Commissioner Mike Voisin told Pausina that, despite the best intentions of setting up a $25 million base for the ARP, it might be best to reconfigure the program to make use of all money as soon as possible.
“It just seems to me the challenge is this $25 million,” Voisin said. “Not that (accumulating the financial base is) not the right thing to do … but it creates this challenge that we’re faced with at this point.”
Commissioner Ronny Graham agreed.
“I think the original plan (of maintaining a $25 million base) was a good plan, but if we’re going to have a governor every two or three years trying to get their meat hooks on it,” Graham said. “Spend the money, get your programs going and do what you can, and they’re not going to come get $1 million, but they’ll come get $25 million.”
“I think it might behoove you to come up with a different budget ….”
Pausina indicated he would take the suggestion to the panel that manages the fund.
“Sounds like a good recommendation …,” he said.
David Cresson of the Coastal Conservation Association Louisiana agreed after the meeting that the way the fund is managed should be rethought.
“The problem is that money is sitting there,” Cresson said. “They need to spend (it).”
And he said that it’s the Commission’s job to ensure LDWF officials put the money to use instead of allowing raids.
“That’s where the commission needs to step up and ask every week, ‘What’s budgeted to spent, and what’s it being spent on?’” Cresson said.
Cresson said his group has been working with Jindal to try and remove the Artificial Reef Program money from the proposed legislation (House Bill 477) that has now moved to the Senate for debate.
“We don’t like it,” Cresson said. “It’s no secret that we have a close relationship with Gov.

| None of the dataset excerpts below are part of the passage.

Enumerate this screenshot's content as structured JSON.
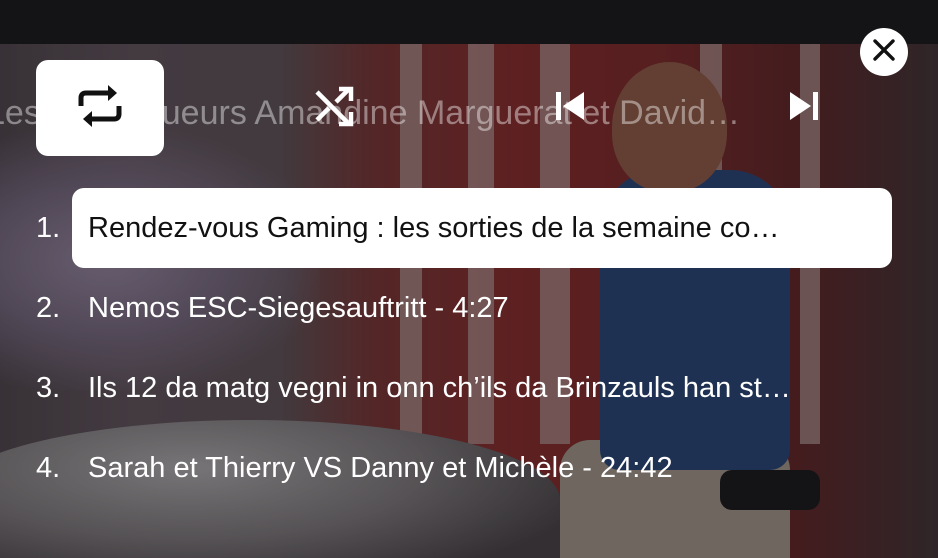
{
  "player": {
    "now_playing_title": "Les chroniqueurs Amandine Marguerat et David…",
    "controls": {
      "repeat_icon": "repeat-icon",
      "shuffle_icon": "shuffle-icon",
      "previous_icon": "skip-previous-icon",
      "next_icon": "skip-next-icon",
      "close_icon": "close-icon"
    },
    "colors": {
      "active_item_bg": "#ffffff",
      "active_item_text": "#111111",
      "text": "#ffffff"
    }
  },
  "playlist": {
    "tracks": [
      {
        "number": "1.",
        "title": "Rendez-vous Gaming : les sorties de la semaine co…",
        "active": true
      },
      {
        "number": "2.",
        "title": "Nemos ESC-Siegesauftritt - 4:27",
        "active": false
      },
      {
        "number": "3.",
        "title": "Ils 12 da matg vegni in onn ch’ils da Brinzauls han st…",
        "active": false
      },
      {
        "number": "4.",
        "title": "Sarah et Thierry VS Danny et Michèle - 24:42",
        "active": false
      }
    ]
  }
}
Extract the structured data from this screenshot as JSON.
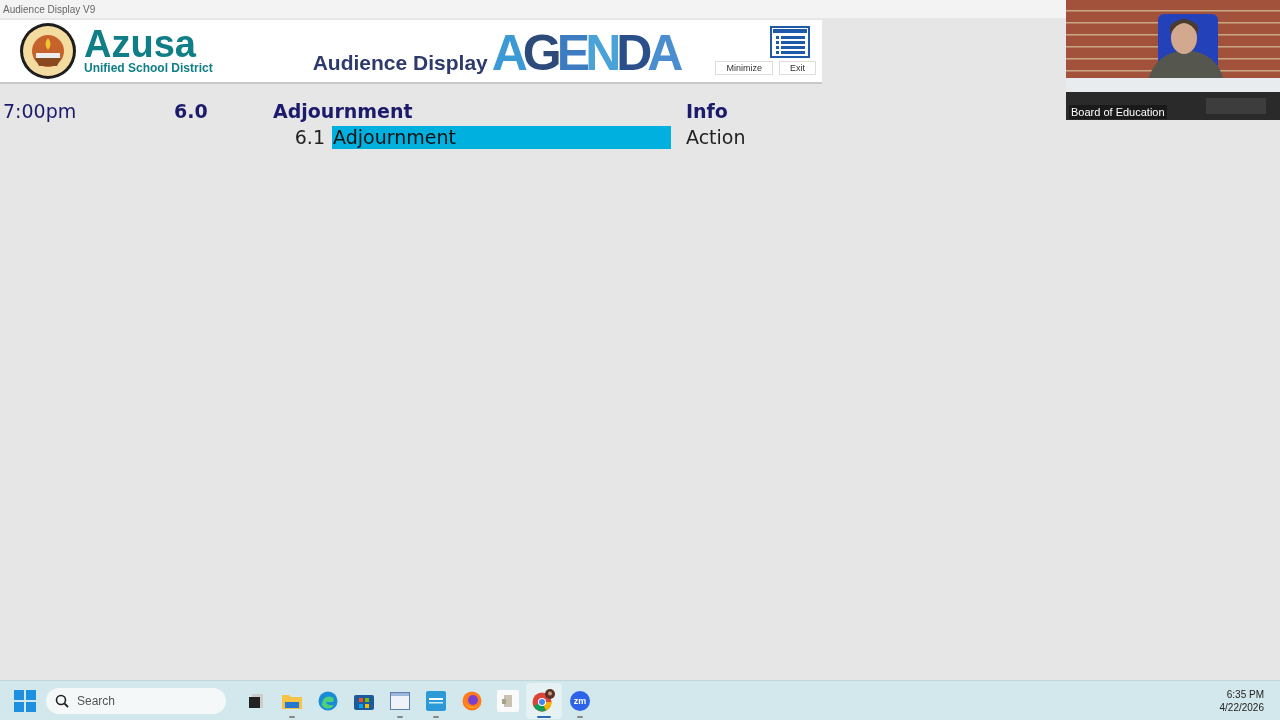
{
  "window": {
    "title": "Audience Display V9"
  },
  "header": {
    "district_name": "Azusa",
    "district_subtitle": "Unified School District",
    "display_title": "Audience Display",
    "logo_text": "AGENDA",
    "buttons": [
      "Minimize",
      "Exit"
    ]
  },
  "agenda": {
    "items": [
      {
        "time": "7:00pm",
        "number": "6.0",
        "title": "Adjournment",
        "type": "Info",
        "children": [
          {
            "number": "6.1",
            "title": "Adjournment",
            "type": "Action",
            "selected": true
          }
        ]
      }
    ]
  },
  "video": {
    "kind": "picture",
    "participant": "Board of Education"
  },
  "taskbar": {
    "search_placeholder": "Search",
    "time": "6:35 PM",
    "date": "4/22/2026",
    "apps": [
      {
        "kind": "taskview",
        "running": false,
        "selected": false
      },
      {
        "kind": "folder",
        "running": true,
        "selected": false
      },
      {
        "kind": "edge",
        "running": false,
        "selected": false
      },
      {
        "kind": "store",
        "running": false,
        "selected": false
      },
      {
        "kind": "window",
        "running": true,
        "selected": false
      },
      {
        "kind": "label",
        "running": true,
        "selected": false
      },
      {
        "kind": "firefox",
        "running": false,
        "selected": false
      },
      {
        "kind": "app",
        "running": false,
        "selected": false
      },
      {
        "kind": "chrome",
        "running": true,
        "selected": true
      },
      {
        "kind": "zoom",
        "label": "zm",
        "running": true,
        "selected": false
      }
    ]
  }
}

Jindal, and we’ve met with him a lot behind closed doors basically begging him not to take the money.
“He’s said he basically has not options.”
However, he declined to say whether or not he believed taking money from the ARP fund is illegal based on the fact that it is part of the constitutionally protected Conservation Fund.
“That’s a good argument; I’ve never thought about it that way,” Cresson said. “I’d have to get our attorney to look at it.”